What should crypto pessimists learn about Bitcoin?
Bitcoin is not a company that is prone to profitability losses, nor is it a speculation that could fall apart due to a bank or a government-induced trickery. Here’s what crypto pessimists don’t realize about Bitcoin:
- The value of Bitcoin is increasing as it is a revolutionary financial invention and not because of marketplace lies.
- The value of Bitcoin is increasing because more and more people are adopting it.
- The value of Bitcoin is increasing because the 'network effect' is in full swing.
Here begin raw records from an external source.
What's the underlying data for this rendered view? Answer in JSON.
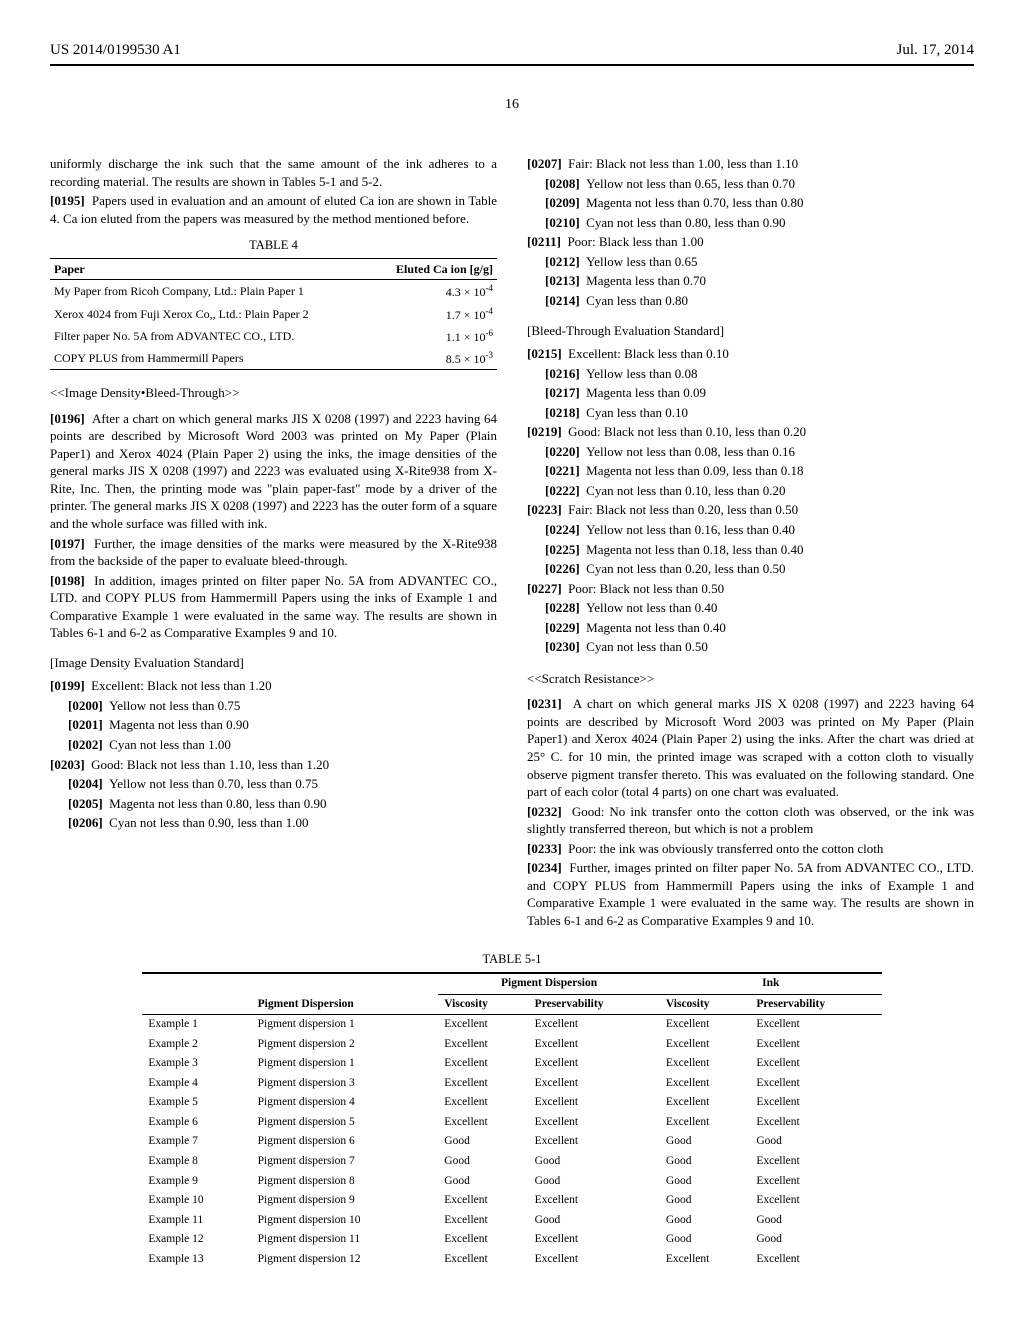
{
  "header": {
    "pub_num": "US 2014/0199530 A1",
    "date": "Jul. 17, 2014",
    "page": "16"
  },
  "col1": {
    "p_intro": "uniformly discharge the ink such that the same amount of the ink adheres to a recording material. The results are shown in Tables 5-1 and 5-2.",
    "p0195_num": "[0195]",
    "p0195": "Papers used in evaluation and an amount of eluted Ca ion are shown in Table 4. Ca ion eluted from the papers was measured by the method mentioned before.",
    "table4": {
      "caption": "TABLE 4",
      "head_paper": "Paper",
      "head_ion": "Eluted Ca ion [g/g]",
      "rows": [
        {
          "p": "My Paper from Ricoh Company, Ltd.: Plain Paper 1",
          "v": "4.3 × 10⁻⁴"
        },
        {
          "p": "Xerox 4024 from Fuji Xerox Co,, Ltd.: Plain Paper 2",
          "v": "1.7 × 10⁻⁴"
        },
        {
          "p": "Filter paper No. 5A from ADVANTEC CO., LTD.",
          "v": "1.1 × 10⁻⁶"
        },
        {
          "p": "COPY PLUS from Hammermill Papers",
          "v": "8.5 × 10⁻³"
        }
      ]
    },
    "sec_density": "<<Image Density•Bleed-Through>>",
    "p0196_num": "[0196]",
    "p0196": "After a chart on which general marks JIS X 0208 (1997) and 2223 having 64 points are described by Microsoft Word 2003 was printed on My Paper (Plain Paper1) and Xerox 4024 (Plain Paper 2) using the inks, the image densities of the general marks JIS X 0208 (1997) and 2223 was evaluated using X-Rite938 from X-Rite, Inc. Then, the printing mode was \"plain paper-fast\" mode by a driver of the printer. The general marks JIS X 0208 (1997) and 2223 has the outer form of a square and the whole surface was filled with ink.",
    "p0197_num": "[0197]",
    "p0197": "Further, the image densities of the marks were measured by the X-Rite938 from the backside of the paper to evaluate bleed-through.",
    "p0198_num": "[0198]",
    "p0198": "In addition, images printed on filter paper No. 5A from ADVANTEC CO., LTD. and COPY PLUS from Hammermill Papers using the inks of Example 1 and Comparative Example 1 were evaluated in the same way. The results are shown in Tables 6-1 and 6-2 as Comparative Examples 9 and 10.",
    "sub_density": "[Image Density Evaluation Standard]",
    "std": [
      {
        "n": "[0199]",
        "t": "Excellent: Black not less than 1.20"
      },
      {
        "n": "[0200]",
        "t": "Yellow not less than 0.75"
      },
      {
        "n": "[0201]",
        "t": "Magenta not less than 0.90"
      },
      {
        "n": "[0202]",
        "t": "Cyan not less than 1.00"
      },
      {
        "n": "[0203]",
        "t": "Good: Black not less than 1.10, less than 1.20"
      },
      {
        "n": "[0204]",
        "t": "Yellow not less than 0.70, less than 0.75"
      },
      {
        "n": "[0205]",
        "t": "Magenta not less than 0.80, less than 0.90"
      },
      {
        "n": "[0206]",
        "t": "Cyan not less than 0.90, less than 1.00"
      }
    ]
  },
  "col2": {
    "std_fair": [
      {
        "n": "[0207]",
        "t": "Fair: Black not less than 1.00, less than 1.10"
      },
      {
        "n": "[0208]",
        "t": "Yellow not less than 0.65, less than 0.70"
      },
      {
        "n": "[0209]",
        "t": "Magenta not less than 0.70, less than 0.80"
      },
      {
        "n": "[0210]",
        "t": "Cyan not less than 0.80, less than 0.90"
      },
      {
        "n": "[0211]",
        "t": "Poor: Black less than 1.00"
      },
      {
        "n": "[0212]",
        "t": "Yellow less than 0.65"
      },
      {
        "n": "[0213]",
        "t": "Magenta less than 0.70"
      },
      {
        "n": "[0214]",
        "t": "Cyan less than 0.80"
      }
    ],
    "sub_bleed": "[Bleed-Through Evaluation Standard]",
    "std_bleed": [
      {
        "n": "[0215]",
        "t": "Excellent: Black less than 0.10"
      },
      {
        "n": "[0216]",
        "t": "Yellow less than 0.08"
      },
      {
        "n": "[0217]",
        "t": "Magenta less than 0.09"
      },
      {
        "n": "[0218]",
        "t": "Cyan less than 0.10"
      },
      {
        "n": "[0219]",
        "t": "Good: Black not less than 0.10, less than 0.20"
      },
      {
        "n": "[0220]",
        "t": "Yellow not less than 0.08, less than 0.16"
      },
      {
        "n": "[0221]",
        "t": "Magenta not less than 0.09, less than 0.18"
      },
      {
        "n": "[0222]",
        "t": "Cyan not less than 0.10, less than 0.20"
      },
      {
        "n": "[0223]",
        "t": "Fair: Black not less than 0.20, less than 0.50"
      },
      {
        "n": "[0224]",
        "t": "Yellow not less than 0.16, less than 0.40"
      },
      {
        "n": "[0225]",
        "t": "Magenta not less than 0.18, less than 0.40"
      },
      {
        "n": "[0226]",
        "t": "Cyan not less than 0.20, less than 0.50"
      },
      {
        "n": "[0227]",
        "t": "Poor: Black not less than 0.50"
      },
      {
        "n": "[0228]",
        "t": "Yellow not less than 0.40"
      },
      {
        "n": "[0229]",
        "t": "Magenta not less than 0.40"
      },
      {
        "n": "[0230]",
        "t": "Cyan not less than 0.50"
      }
    ],
    "sec_scratch": "<<Scratch Resistance>>",
    "p0231_num": "[0231]",
    "p0231": "A chart on which general marks JIS X 0208 (1997) and 2223 having 64 points are described by Microsoft Word 2003 was printed on My Paper (Plain Paper1) and Xerox 4024 (Plain Paper 2) using the inks. After the chart was dried at 25° C. for 10 min, the printed image was scraped with a cotton cloth to visually observe pigment transfer thereto. This was evaluated on the following standard. One part of each color (total 4 parts) on one chart was evaluated.",
    "p0232_num": "[0232]",
    "p0232": "Good: No ink transfer onto the cotton cloth was observed, or the ink was slightly transferred thereon, but which is not a problem",
    "p0233_num": "[0233]",
    "p0233": "Poor: the ink was obviously transferred onto the cotton cloth",
    "p0234_num": "[0234]",
    "p0234": "Further, images printed on filter paper No. 5A from ADVANTEC CO., LTD. and COPY PLUS from Hammermill Papers using the inks of Example 1 and Comparative Example 1 were evaluated in the same way. The results are shown in Tables 6-1 and 6-2 as Comparative Examples 9 and 10."
  },
  "table51": {
    "caption": "TABLE 5-1",
    "group_pd": "Pigment Dispersion",
    "group_ink": "Ink",
    "h_pd": "Pigment Dispersion",
    "h_visc": "Viscosity",
    "h_pres": "Preservability",
    "rows": [
      {
        "e": "Example 1",
        "pd": "Pigment dispersion 1",
        "pv": "Excellent",
        "pp": "Excellent",
        "iv": "Excellent",
        "ip": "Excellent"
      },
      {
        "e": "Example 2",
        "pd": "Pigment dispersion 2",
        "pv": "Excellent",
        "pp": "Excellent",
        "iv": "Excellent",
        "ip": "Excellent"
      },
      {
        "e": "Example 3",
        "pd": "Pigment dispersion 1",
        "pv": "Excellent",
        "pp": "Excellent",
        "iv": "Excellent",
        "ip": "Excellent"
      },
      {
        "e": "Example 4",
        "pd": "Pigment dispersion 3",
        "pv": "Excellent",
        "pp": "Excellent",
        "iv": "Excellent",
        "ip": "Excellent"
      },
      {
        "e": "Example 5",
        "pd": "Pigment dispersion 4",
        "pv": "Excellent",
        "pp": "Excellent",
        "iv": "Excellent",
        "ip": "Excellent"
      },
      {
        "e": "Example 6",
        "pd": "Pigment dispersion 5",
        "pv": "Excellent",
        "pp": "Excellent",
        "iv": "Excellent",
        "ip": "Excellent"
      },
      {
        "e": "Example 7",
        "pd": "Pigment dispersion 6",
        "pv": "Good",
        "pp": "Excellent",
        "iv": "Good",
        "ip": "Good"
      },
      {
        "e": "Example 8",
        "pd": "Pigment dispersion 7",
        "pv": "Good",
        "pp": "Good",
        "iv": "Good",
        "ip": "Excellent"
      },
      {
        "e": "Example 9",
        "pd": "Pigment dispersion 8",
        "pv": "Good",
        "pp": "Good",
        "iv": "Good",
        "ip": "Excellent"
      },
      {
        "e": "Example 10",
        "pd": "Pigment dispersion 9",
        "pv": "Excellent",
        "pp": "Excellent",
        "iv": "Good",
        "ip": "Excellent"
      },
      {
        "e": "Example 11",
        "pd": "Pigment dispersion 10",
        "pv": "Excellent",
        "pp": "Good",
        "iv": "Good",
        "ip": "Good"
      },
      {
        "e": "Example 12",
        "pd": "Pigment dispersion 11",
        "pv": "Excellent",
        "pp": "Excellent",
        "iv": "Good",
        "ip": "Good"
      },
      {
        "e": "Example 13",
        "pd": "Pigment dispersion 12",
        "pv": "Excellent",
        "pp": "Excellent",
        "iv": "Excellent",
        "ip": "Excellent"
      }
    ]
  }
}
General investors are excited to get on board with Bitcoin, and this is what is causing the Bitcoin price to rise. But don’t confuse it with the artificially inflated bubble, which stems from a 'false truth.' The price of Bitcoin will most likely climb higher with more people continuing to get involved with the cryptocurrency. As a result, bubble theories appear to be absurd and of no use. If you believe in a product, then go ahead and invest in it. How difficult is that? Stop seeking advice from people who are afraid of change because Bitcoin, among other cryptocurrencies, is really the future. Yes, there are bad and good investments, but it doesn't mean they are all bubbles. The cryptocurrency market is substantially different from the regular stock and share market. It requires proper knowledge of the industry before you can step in it. So, don't believe the bubble theories. Do your own research, and the market will reveal to you how it really works. Disclaimer: This article reflects its author’s opinion only and is not financial advice. We take no responsibility for the results of any trader’s decision or action.